これは現行の遺言でも起きているトラブルですが、今後さらに増える可能性があります。
手書きの負担がなくなり、専門家を介さず自分で遺言を作る人が増えれば、物件の表示を誤ったまま保管される遺言も比例して増えると考えられるからです。
いずれも登記事項証明書を取り寄せれば確認できますので、遺された家族の負担を減らすためにも、しっかりと準備しましょう。
内容の不足に気を付ける
保管証書遺言では、方式に沿って手続きを進める以上、形式面での無効リスクは大きく下がります。
ところが、遺言が争いの火種になるのは、形式ではなく遺言内容の不備や不足です。
たとえば、財産の一部しか書かれておらず残りについて結局は遺産分割協議が必要になるケース、誰がどの不動産を取得するのかが曖昧で解釈が割れるケース、相続人以外に財産を渡す内容なのに手続きの指定がないケースなどです。
遺言書をパソコンで手軽に作れるようになり、専門家の目を通さない遺言が増えれば、こうした内容面の不備はかえって表面化しやすくなります。
遺留分に注意する
配偶者や子などの相続人には、最低限保障される取り分があり、遺言でこれをゼロにすることはできません。
「全財産を長男に相続させる」と書いても、他の相続人から遺留分にあたる金銭の支払いを求められれば、応じる必要があります。
遺言を作る際は、遺留分に配慮した配分にしておくか、そうでない理由を付言事項として書き添えておくことが、争いを避ける現実的な工夫になります。
遺言執行者を決めておく
見落とされがちですが、遺言の内容を実際に実現する人、つまり遺言執行者を指定しておくことも重要です。
指定がないと、不動産の名義変更や預貯金の解約に相続人全員の協力が必要となり、手続きが滞ることがあります。
形式が整うことと、遺言が機能することは別問題です。
内容に不安があれば、一度専門家に確認してもらうと安心です。
まとめ

デジタル遺言(保管証書遺言)は、手書きの負担なく遺言を作れ、法務局の保管によって紛失や改ざんの心配もない、これまでの弱点を補う制度です。
検認が不要で、費用も公正証書より抑えられる見込みという点も、使いやすさにつながります。

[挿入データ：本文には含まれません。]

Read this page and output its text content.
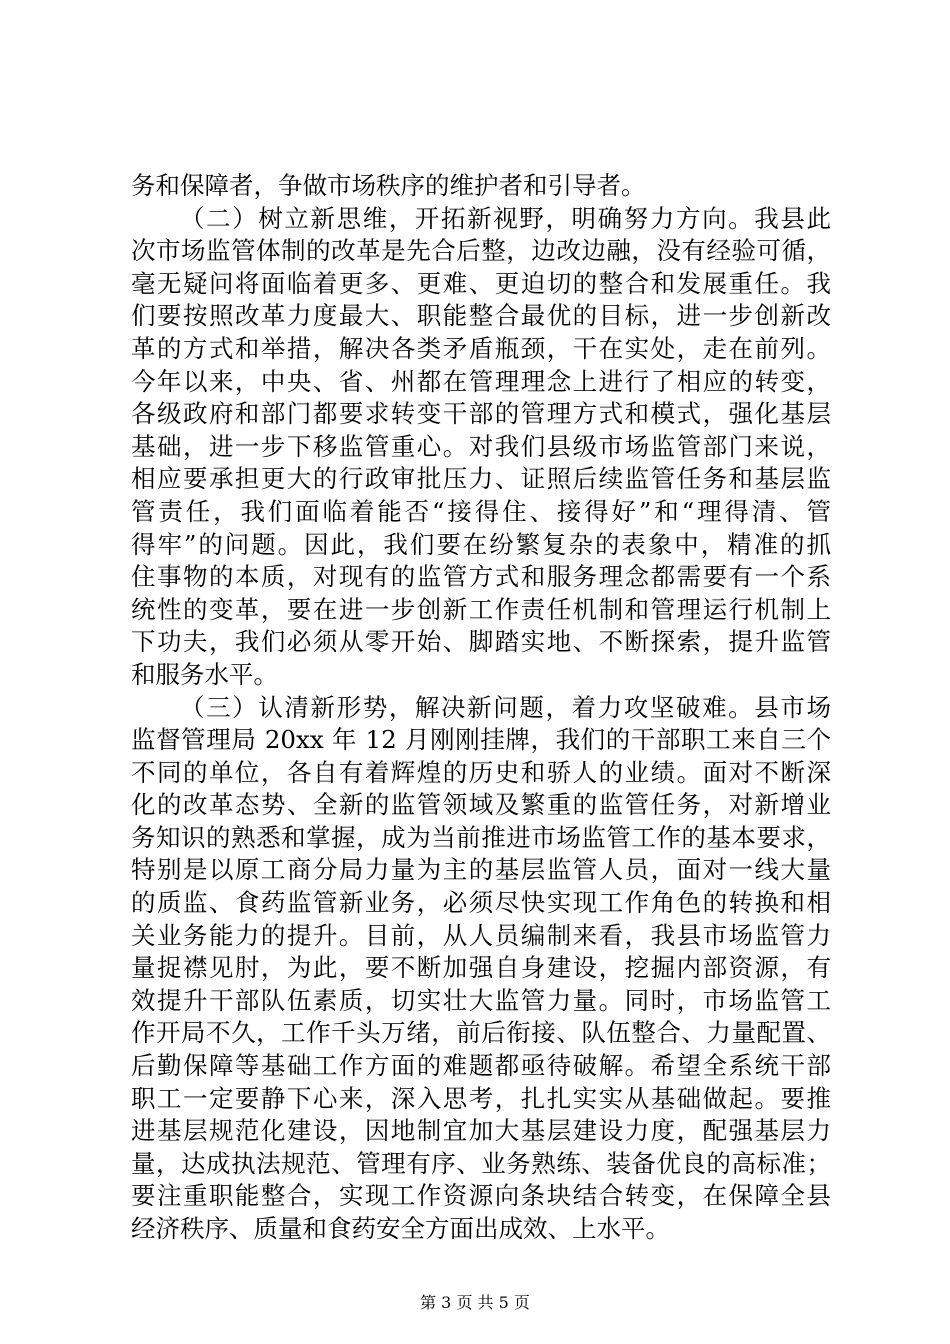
务和保障者，争做市场秩序的维护者和引导者。
（二）树立新思维，开拓新视野，明确努力方向。我县此
次市场监管体制的改革是先合后整，边改边融，没有经验可循，
毫无疑问将面临着更多、更难、更迫切的整合和发展重任。我
们要按照改革力度最大、职能整合最优的目标，进一步创新改
革的方式和举措，解决各类矛盾瓶颈，干在实处，走在前列。
今年以来，中央、省、州都在管理理念上进行了相应的转变，
各级政府和部门都要求转变干部的管理方式和模式，强化基层
基础，进一步下移监管重心。对我们县级市场监管部门来说，
相应要承担更大的行政审批压力、证照后续监管任务和基层监
管责任，我们面临着能否“接得住、接得好”和“理得清、管
得牢”的问题。因此，我们要在纷繁复杂的表象中，精准的抓
住事物的本质，对现有的监管方式和服务理念都需要有一个系
统性的变革，要在进一步创新工作责任机制和管理运行机制上
下功夫，我们必须从零开始、脚踏实地、不断探索，提升监管
和服务水平。
（三）认清新形势，解决新问题，着力攻坚破难。县市场
监督管理局 20xx 年 12 月刚刚挂牌，我们的干部职工来自三个
不同的单位，各自有着辉煌的历史和骄人的业绩。面对不断深
化的改革态势、全新的监管领域及繁重的监管任务，对新增业
务知识的熟悉和掌握，成为当前推进市场监管工作的基本要求，
特别是以原工商分局力量为主的基层监管人员，面对一线大量
的质监、食药监管新业务，必须尽快实现工作角色的转换和相
关业务能力的提升。目前，从人员编制来看，我县市场监管力
量捉襟见肘，为此，要不断加强自身建设，挖掘内部资源，有
效提升干部队伍素质，切实壮大监管力量。同时，市场监管工
作开局不久，工作千头万绪，前后衔接、队伍整合、力量配置、
后勤保障等基础工作方面的难题都亟待破解。希望全系统干部
职工一定要静下心来，深入思考，扎扎实实从基础做起。要推
进基层规范化建设，因地制宜加大基层建设力度，配强基层力
量，达成执法规范、管理有序、业务熟练、装备优良的高标准；
要注重职能整合，实现工作资源向条块结合转变，在保障全县
经济秩序、质量和食药安全方面出成效、上水平。
第 3 页 共 5 页
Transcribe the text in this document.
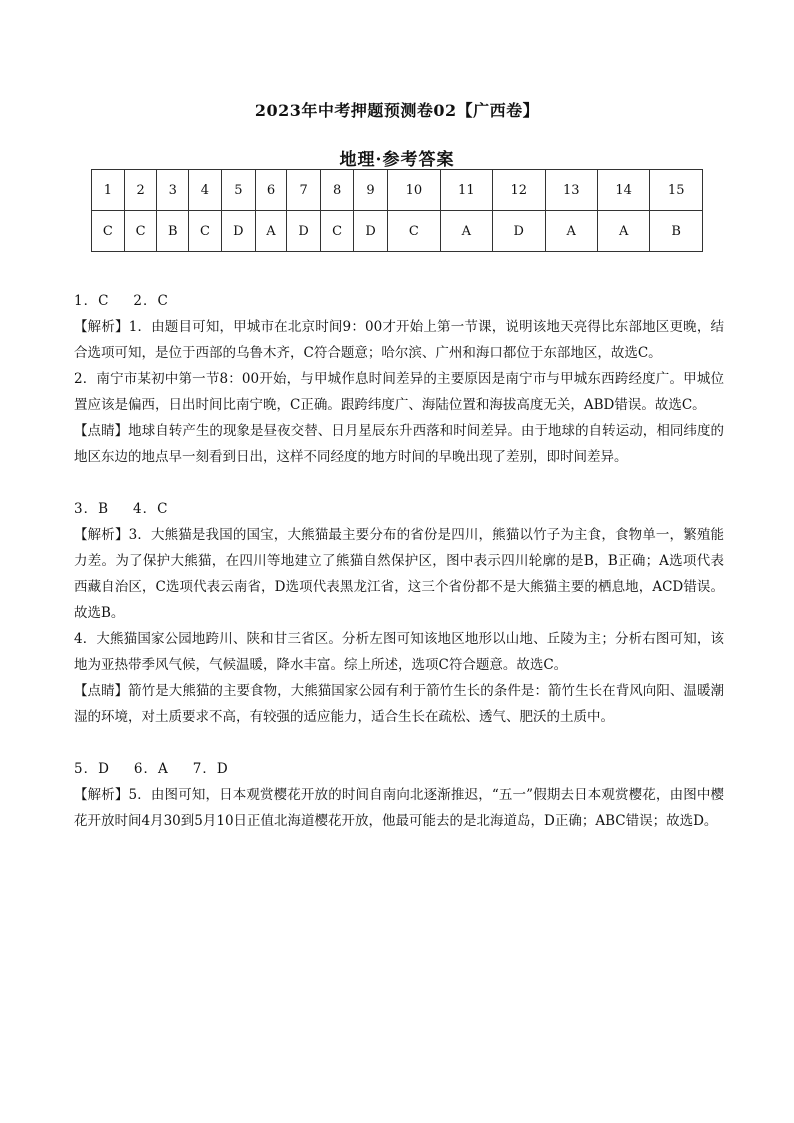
2023年中考押题预测卷02【广西卷】
地理·参考答案
1	2	3	4	5	6	7	8	9	10	11	12	13	14	15
C	C	B	C	D	A	D	C	D	C	A	D	A	A	B

1．C 2．C

【解析】1．由题目可知，甲城市在北京时间9：00才开始上第一节课，说明该地天亮得比东部地区更晚，结合选项可知，是位于西部的乌鲁木齐，C符合题意；哈尔滨、广州和海口都位于东部地区，故选C。

2．南宁市某初中第一节8：00开始，与甲城作息时间差异的主要原因是南宁市与甲城东西跨经度广。甲城位置应该是偏西，日出时间比南宁晚，C正确。跟跨纬度广、海陆位置和海拔高度无关，ABD错误。故选C。

【点睛】地球自转产生的现象是昼夜交替、日月星辰东升西落和时间差异。由于地球的自转运动，相同纬度的地区东边的地点早一刻看到日出，这样不同经度的地方时间的早晚出现了差别，即时间差异。

3．B 4．C

【解析】3．大熊猫是我国的国宝，大熊猫最主要分布的省份是四川，熊猫以竹子为主食，食物单一，繁殖能力差。为了保护大熊猫，在四川等地建立了熊猫自然保护区，图中表示四川轮廓的是B，B正确；A选项代表西藏自治区，C选项代表云南省，D选项代表黑龙江省，这三个省份都不是大熊猫主要的栖息地，ACD错误。故选B。

4．大熊猫国家公园地跨川、陕和甘三省区。分析左图可知该地区地形以山地、丘陵为主；分析右图可知，该地为亚热带季风气候，气候温暖，降水丰富。综上所述，选项C符合题意。故选C。

【点睛】箭竹是大熊猫的主要食物，大熊猫国家公园有利于箭竹生长的条件是：箭竹生长在背风向阳、温暖潮湿的环境，对土质要求不高，有较强的适应能力，适合生长在疏松、透气、肥沃的土质中。

5．D 6．A 7．D

【解析】5．由图可知，日本观赏樱花开放的时间自南向北逐渐推迟，“五一”假期去日本观赏樱花，由图中樱花开放时间4月30到5月10日正值北海道樱花开放，他最可能去的是北海道岛，D正确；ABC错误；故选D。
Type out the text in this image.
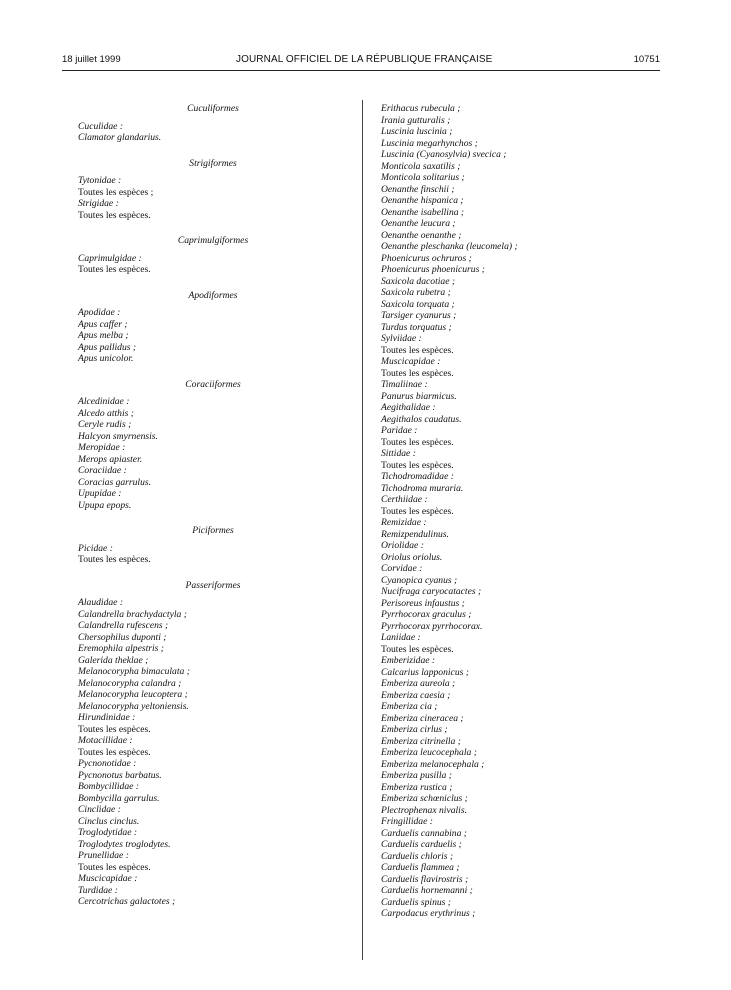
18 juillet 1999	JOURNAL OFFICIEL DE LA RÉPUBLIQUE FRANÇAISE	10751
Cuculiformes
Cuculidae :
Clamator glandarius.
Strigiformes
Tytonidae :
Toutes les espèces ;
Strigidae :
Toutes les espèces.
Caprimulgiformes
Caprimulgidae :
Toutes les espèces.
Apodiformes
Apodidae :
Apus caffer ;
Apus melba ;
Apus pallidus ;
Apus unicolor.
Coraciiformes
Alcedinidae :
Alcedo atthis ;
Ceryle rudis ;
Halcyon smyrnensis.
Meropidae :
Merops apiaster.
Coraciidae :
Coracias garrulus.
Upupidae :
Upupa epops.
Piciformes
Picidae :
Toutes les espèces.
Passeriformes
Alaudidae :
Calandrella brachydactyla ;
Calandrella rufescens ;
Chersophilus duponti ;
Eremophila alpestris ;
Galerida theklae ;
Melanocorypha bimaculata ;
Melanocorypha calandra ;
Melanocorypha leucoptera ;
Melanocorypha yeltoniensis.
Hirundinidae :
Toutes les espèces.
Motacillidae :
Toutes les espèces.
Pycnonotidae :
Pycnonotus barbatus.
Bombycillidae :
Bombycilla garrulus.
Cinclidae :
Cinclus cinclus.
Troglodytidae :
Troglodytes troglodytes.
Prunellidae :
Toutes les espèces.
Muscicapidae :
Turdidae :
Cercotrichas galactotes ;
Erithacus rubecula ;
Irania gutturalis ;
Luscinia luscinia ;
Luscinia megarhynchos ;
Luscinia (Cyanosylvia) svecica ;
Monticola saxatilis ;
Monticola solitarius ;
Oenanthe finschii ;
Oenanthe hispanica ;
Oenanthe isabellina ;
Oenanthe leucura ;
Oenanthe oenanthe ;
Oenanthe pleschanka (leucomela) ;
Phoenicurus ochruros ;
Phoenicurus phoenicurus ;
Saxicola dacotiae ;
Saxicola rubetra ;
Saxicola torquata ;
Tarsiger cyanurus ;
Turdus torquatus ;
Sylviidae :
Toutes les espèces.
Muscicapidae :
Toutes les espèces.
Timaliinae :
Panurus biarmicus.
Aegithalidae :
Aegithalos caudatus.
Paridae :
Toutes les espèces.
Sittidae :
Toutes les espèces.
Tichodromadidae :
Tichodroma muraria.
Certhiidae :
Toutes les espèces.
Remizidae :
Remizpendulinus.
Oriolidae :
Oriolus oriolus.
Corvidae :
Cyanopica cyanus ;
Nucifraga caryocatactes ;
Perisoreus infaustus ;
Pyrrhocorax graculus ;
Pyrrhocorax pyrrhocorax.
Laniidae :
Toutes les espèces.
Emberizidae :
Calcarius lapponicus ;
Emberiza aureola ;
Emberiza caesia ;
Emberiza cia ;
Emberiza cineracea ;
Emberiza cirlus ;
Emberiza citrinella ;
Emberiza leucocephala ;
Emberiza melanocephala ;
Emberiza pusilla ;
Emberiza rustica ;
Emberiza schœniclus ;
Plectrophenax nivalis.
Fringillidae :
Carduelis cannabina ;
Carduelis carduelis ;
Carduelis chloris ;
Carduelis flammea ;
Carduelis flavirostris ;
Carduelis hornemanni ;
Carduelis spinus ;
Carpodacus erythrinus ;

ただし、実際に利用できるのは早くても2029年ごろで、電子署名の方法など細部はこれから政省令で定められます。
「作成」はデジタルで完結しても、法務局への保管申請と口述は必要で、完全に自宅だけで終わるわけではない点も押さえておきたいところです。
また、制度が新しくなると聞くと、つい「もう少し待ってからにしよう」と考えたくなります。
けれど遺言に関しては、その先送りがいちばんのリスクです。
保管証書遺言が使えるようになるのは数年先であり、その間に何が起こるかは誰にも分かりません。
大切なのは、どの方式を使うかではなく、自分の意思をきちんと形にして遺すことです。
新しい選択肢の登場は前向きなニュースですが、まずは制度の全体像を正しくつかんでおくことが大切です。
施行の時期や手続きの詳細が固まってきたら、あらためて確認していきましょう。